EDITORIAL: Complete Streets

By NEMS Daily Journal

Tupelo’s adoption of a “Complete Streets” policy for future road development in the city is a model of consensus-building and compromise that is so often lacking in government at all levels these days.
The City Council last week unanimously adopted as policy that new city road developments must incoporate sidewalks, bicycle lanes and other accommodations for alternative transportation and pedestrians.
The policy isn’t hard and fast; it allows for exemptions when costs and other issues dictate. But it sets Tupelo clearly on a path toward a more cyclist- and pedestrian-friendly city.

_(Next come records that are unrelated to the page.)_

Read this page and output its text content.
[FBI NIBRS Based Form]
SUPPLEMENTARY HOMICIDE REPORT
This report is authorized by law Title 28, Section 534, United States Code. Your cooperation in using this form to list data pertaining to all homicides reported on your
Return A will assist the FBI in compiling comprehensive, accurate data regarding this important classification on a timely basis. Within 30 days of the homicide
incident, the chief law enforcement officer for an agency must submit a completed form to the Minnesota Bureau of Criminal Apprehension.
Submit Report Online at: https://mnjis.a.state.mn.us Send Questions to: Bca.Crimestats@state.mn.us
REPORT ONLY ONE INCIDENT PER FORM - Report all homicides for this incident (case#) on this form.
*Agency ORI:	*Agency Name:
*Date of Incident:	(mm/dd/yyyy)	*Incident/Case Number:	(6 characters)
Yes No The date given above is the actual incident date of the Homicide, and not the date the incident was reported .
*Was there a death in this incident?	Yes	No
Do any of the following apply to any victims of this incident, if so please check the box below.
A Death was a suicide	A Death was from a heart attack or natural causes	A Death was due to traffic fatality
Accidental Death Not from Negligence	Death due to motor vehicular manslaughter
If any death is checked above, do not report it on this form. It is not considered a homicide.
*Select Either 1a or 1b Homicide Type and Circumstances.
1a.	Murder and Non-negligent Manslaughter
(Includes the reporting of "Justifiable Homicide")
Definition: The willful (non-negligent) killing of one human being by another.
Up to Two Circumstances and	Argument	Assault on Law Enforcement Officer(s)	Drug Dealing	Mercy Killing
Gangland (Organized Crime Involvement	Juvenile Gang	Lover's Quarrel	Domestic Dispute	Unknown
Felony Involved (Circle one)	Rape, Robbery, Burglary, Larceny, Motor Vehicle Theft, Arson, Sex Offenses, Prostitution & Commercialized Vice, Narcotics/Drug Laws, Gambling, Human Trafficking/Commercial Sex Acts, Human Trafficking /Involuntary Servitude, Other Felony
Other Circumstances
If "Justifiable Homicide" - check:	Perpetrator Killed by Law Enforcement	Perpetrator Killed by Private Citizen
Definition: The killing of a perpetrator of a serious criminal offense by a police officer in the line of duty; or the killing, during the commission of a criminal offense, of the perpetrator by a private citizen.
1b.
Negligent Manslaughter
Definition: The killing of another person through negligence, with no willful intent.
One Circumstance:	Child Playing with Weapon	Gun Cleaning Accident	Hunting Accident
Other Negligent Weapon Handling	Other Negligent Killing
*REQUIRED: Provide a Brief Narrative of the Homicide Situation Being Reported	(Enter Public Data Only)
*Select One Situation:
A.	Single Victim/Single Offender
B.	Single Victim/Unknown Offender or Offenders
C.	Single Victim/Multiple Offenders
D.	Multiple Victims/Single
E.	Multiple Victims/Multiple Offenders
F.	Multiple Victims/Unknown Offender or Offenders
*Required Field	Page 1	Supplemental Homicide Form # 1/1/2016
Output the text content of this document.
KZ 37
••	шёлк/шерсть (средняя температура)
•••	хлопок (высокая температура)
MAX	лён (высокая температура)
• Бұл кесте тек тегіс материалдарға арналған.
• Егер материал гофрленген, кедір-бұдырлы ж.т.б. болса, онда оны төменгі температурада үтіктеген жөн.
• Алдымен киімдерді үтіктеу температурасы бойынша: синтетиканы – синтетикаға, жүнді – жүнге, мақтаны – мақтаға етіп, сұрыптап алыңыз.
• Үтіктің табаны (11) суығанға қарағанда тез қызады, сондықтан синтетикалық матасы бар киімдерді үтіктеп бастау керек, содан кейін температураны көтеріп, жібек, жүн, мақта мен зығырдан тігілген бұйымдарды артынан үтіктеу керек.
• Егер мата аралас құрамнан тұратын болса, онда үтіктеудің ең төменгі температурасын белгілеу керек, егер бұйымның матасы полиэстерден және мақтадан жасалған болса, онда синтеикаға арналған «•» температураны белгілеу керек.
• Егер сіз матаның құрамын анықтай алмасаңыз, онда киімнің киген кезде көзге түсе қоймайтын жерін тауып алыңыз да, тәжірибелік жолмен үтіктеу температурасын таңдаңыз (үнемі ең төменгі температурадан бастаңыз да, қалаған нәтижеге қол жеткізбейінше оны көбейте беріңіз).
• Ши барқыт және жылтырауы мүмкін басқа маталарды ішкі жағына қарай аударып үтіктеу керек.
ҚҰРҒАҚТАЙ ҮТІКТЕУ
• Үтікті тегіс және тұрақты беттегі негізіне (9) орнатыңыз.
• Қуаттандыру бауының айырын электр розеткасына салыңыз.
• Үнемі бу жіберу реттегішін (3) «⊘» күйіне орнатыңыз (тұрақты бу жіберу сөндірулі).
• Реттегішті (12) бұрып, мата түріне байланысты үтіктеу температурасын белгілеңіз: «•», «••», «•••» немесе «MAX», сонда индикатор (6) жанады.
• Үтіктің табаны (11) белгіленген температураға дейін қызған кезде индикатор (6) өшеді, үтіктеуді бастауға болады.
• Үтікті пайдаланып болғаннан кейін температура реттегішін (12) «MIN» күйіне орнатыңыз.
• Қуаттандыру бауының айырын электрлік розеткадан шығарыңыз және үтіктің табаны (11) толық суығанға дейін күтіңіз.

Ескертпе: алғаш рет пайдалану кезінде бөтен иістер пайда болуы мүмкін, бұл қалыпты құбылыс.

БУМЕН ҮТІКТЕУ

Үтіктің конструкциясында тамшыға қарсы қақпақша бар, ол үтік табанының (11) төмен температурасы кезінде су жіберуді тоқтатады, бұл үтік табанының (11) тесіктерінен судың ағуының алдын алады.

The policy was more stringent when first proposed in February. It originally covered but no longer includes private developments, though the city already requires developers to include sidewalks in new subdivisions.

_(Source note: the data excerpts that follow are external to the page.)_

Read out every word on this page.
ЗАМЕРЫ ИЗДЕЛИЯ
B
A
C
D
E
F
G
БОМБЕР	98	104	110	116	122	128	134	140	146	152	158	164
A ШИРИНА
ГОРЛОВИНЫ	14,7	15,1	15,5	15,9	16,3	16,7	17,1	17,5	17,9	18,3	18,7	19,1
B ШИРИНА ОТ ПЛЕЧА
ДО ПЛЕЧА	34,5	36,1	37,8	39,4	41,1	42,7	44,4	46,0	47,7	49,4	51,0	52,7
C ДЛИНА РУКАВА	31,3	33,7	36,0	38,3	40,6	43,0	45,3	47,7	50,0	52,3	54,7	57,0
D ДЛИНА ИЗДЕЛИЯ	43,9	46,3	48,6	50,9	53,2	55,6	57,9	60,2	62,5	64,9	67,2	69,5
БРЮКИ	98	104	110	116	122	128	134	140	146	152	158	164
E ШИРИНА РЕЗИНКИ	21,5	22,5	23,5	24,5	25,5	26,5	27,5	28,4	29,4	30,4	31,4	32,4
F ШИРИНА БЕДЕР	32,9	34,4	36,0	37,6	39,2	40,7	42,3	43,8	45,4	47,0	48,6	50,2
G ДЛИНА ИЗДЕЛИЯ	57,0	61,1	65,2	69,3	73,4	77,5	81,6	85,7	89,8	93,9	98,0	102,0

The policy as initially written also put a 20 percent cap on the additional cost for accommodating non-vehicular traffic; now it’s 5 percent.
The changes were the result of good-faith negotiations that took into account the concerns of developers and elected city officials. The final product may have not been everything the advocates of Complete Streets wanted, but it’s a reasonable forward step.
It also puts Tupelo, along with the city of Hernando, in the forefront of a growing national movement. They are the first two cities in Mississippi to go the Complete Streets route.
Good reasons for the policy abound. Chief among them is the quality of life issue.
Tupelo’s new comprehensive plan clearly states a goal of more dense development and envisions a city in which lifestyle options include living close enough to work, shopping and recreation to get there by walking, bicycling or other alternative transportation means. This option is increasingly favored by many young individuals and families, and by giving it priority status Tupelo will make the city more attractive as modes of living and interacting change.
For those who choose to live in more conventional subdivisions and neighborhoods, accommodation of walkers and cyclists simply makes for a more pleasant, neighborly and healthy atmosphere.
Additionally, energy costs are sure to continue to rise in future years and reducing dependence on the automobile for daily tasks outside the home will be both economically and environmentally wise.
Tupelo has already gotten some national, even international, attention for its adoption of Complete Streets. That’s a side benefit to the improvements to the city it will bring in the coming years.
Adoption of the policy is in line with Tupelo’s progressive, forward-thinking heritage and is testament to the willingness of the new administration and City Council to iron out differences in a reasonable, non-polarizing way.